Не случайна и особая экспрессивность в неприятии традиции. Характерно признание Бонтемпелли: «Хотел бы я знать имя того горемыки, который … первым бросил клич «возродим традицию»… Его надо было немедленно схватить, высечь при всем народе да вздернуть без суда и следствия» (180). Подсознательно деятели авангарда, [179] по-видимому, понимают, что явно проигрывают большинству подвергаемым ими обструкции художникам в эстетической одаренности. Традиционное «поэтическое состязание» — как раз за Алтарем Искусства — для них неприемлемо, ведь это состязание талантов. За истеричностью и скандальностью их заявлений зачастую скрывается глубокая человеческая обида — обида на Бога, который несправедливо обделил их поэтическим даром, данным другим. Авангард — это культура аутсайдеров, культура маргиналов, не выдержавших традиционный (что поделаешь!) тест на одаренность. Как сравнительно недавно заметил Лев Лосев: «После многих лет приглядывания к литературному авангарду я понял его главный секрет: авангардисты — это те, кто не умеет писать интересно. Чуя за собой этот недостаток и понимая, что никакими манифестами и теоретизированиями читателя, которому скучно, не заставишь поверить, что ему интересно, авангардисты прибегают к трюкам» (6).
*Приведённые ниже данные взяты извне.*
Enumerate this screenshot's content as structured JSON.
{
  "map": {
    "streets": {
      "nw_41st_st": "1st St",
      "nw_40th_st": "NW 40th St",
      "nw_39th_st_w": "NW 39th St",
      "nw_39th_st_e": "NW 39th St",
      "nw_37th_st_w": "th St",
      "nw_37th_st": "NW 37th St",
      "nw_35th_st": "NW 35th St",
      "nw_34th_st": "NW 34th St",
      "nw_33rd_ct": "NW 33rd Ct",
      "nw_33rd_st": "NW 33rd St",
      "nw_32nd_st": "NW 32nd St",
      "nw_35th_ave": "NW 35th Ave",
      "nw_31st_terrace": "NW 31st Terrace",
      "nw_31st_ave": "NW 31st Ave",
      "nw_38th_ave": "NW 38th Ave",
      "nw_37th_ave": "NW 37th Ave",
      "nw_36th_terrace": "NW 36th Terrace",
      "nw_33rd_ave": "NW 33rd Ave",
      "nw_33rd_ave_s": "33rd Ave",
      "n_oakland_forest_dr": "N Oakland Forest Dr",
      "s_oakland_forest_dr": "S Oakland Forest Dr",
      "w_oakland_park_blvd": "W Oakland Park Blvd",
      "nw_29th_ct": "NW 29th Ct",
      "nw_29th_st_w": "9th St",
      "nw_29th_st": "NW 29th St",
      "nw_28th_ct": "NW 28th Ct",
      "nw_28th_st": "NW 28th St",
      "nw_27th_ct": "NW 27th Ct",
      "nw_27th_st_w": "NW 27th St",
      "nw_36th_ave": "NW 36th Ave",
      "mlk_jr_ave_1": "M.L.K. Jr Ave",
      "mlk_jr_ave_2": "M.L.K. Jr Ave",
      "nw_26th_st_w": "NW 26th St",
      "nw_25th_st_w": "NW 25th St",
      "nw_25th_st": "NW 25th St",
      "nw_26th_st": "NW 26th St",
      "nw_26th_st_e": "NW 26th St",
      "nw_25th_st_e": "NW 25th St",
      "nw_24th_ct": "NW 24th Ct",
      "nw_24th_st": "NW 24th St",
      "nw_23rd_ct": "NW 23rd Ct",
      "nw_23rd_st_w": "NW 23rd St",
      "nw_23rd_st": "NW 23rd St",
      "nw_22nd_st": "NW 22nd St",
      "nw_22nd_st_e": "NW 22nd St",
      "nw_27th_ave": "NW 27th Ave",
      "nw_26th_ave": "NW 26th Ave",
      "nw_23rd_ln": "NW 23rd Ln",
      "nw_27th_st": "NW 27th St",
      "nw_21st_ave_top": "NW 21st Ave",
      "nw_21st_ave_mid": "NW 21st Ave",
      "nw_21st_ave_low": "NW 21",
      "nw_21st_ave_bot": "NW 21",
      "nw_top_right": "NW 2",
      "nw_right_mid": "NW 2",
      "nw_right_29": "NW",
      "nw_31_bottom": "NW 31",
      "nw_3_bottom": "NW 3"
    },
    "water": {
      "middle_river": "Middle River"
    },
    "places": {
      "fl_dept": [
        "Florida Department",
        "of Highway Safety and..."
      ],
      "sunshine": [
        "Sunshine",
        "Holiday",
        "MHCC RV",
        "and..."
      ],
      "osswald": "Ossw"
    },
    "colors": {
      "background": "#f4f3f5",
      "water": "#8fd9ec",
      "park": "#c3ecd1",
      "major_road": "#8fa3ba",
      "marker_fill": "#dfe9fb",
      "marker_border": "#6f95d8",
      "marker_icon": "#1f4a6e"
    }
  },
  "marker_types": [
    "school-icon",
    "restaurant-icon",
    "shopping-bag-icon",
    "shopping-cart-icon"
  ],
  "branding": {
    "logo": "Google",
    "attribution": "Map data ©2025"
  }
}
Глава «новечентизма», указывая на принципиальное отличие авангарда от традиционного искусства, четко очерчивает контуры того прошлого, которое, как он полагает, сгорело «в пламени огромного предвоенного костра» (173). Это эпоха «от Христа до Русского Балета» (173), ибо завершается «поэзия, берущая начало с Нагорной проповеди» (173). Однако Бонтемпелли слишком неточно определяет эпоху как «романтическую». Гораздо точнее было бы говорить об эпохе христианской культуры. По крайней мере заявление вождя итальянского футуризма — «Мы подготовим появление механического человека в комплекте с запчастями (подчеркнуто автором. — И. Е.). Мы освободим человека от мысли о смерти» (168) — в самом деле знаменует собой рождение культуры, не имеющей и не желающей иметь с христианством ничего общего. «Авангардизм разрушает прошлое» (227), — авторитетно свидетельствует Умберто Эко. Однако, анализируя как теорию, так и художественную практику авангарда, приходишь к выводу, что «прошлое» здесь — это именно христианское прошлое (в данном случае лишь не манифестируемое); «традиция» — это христианская традиция; а проклятие, адресованное «нелепым «высшим ценностям»» (243), — это проклятие как раз христианским ценностям.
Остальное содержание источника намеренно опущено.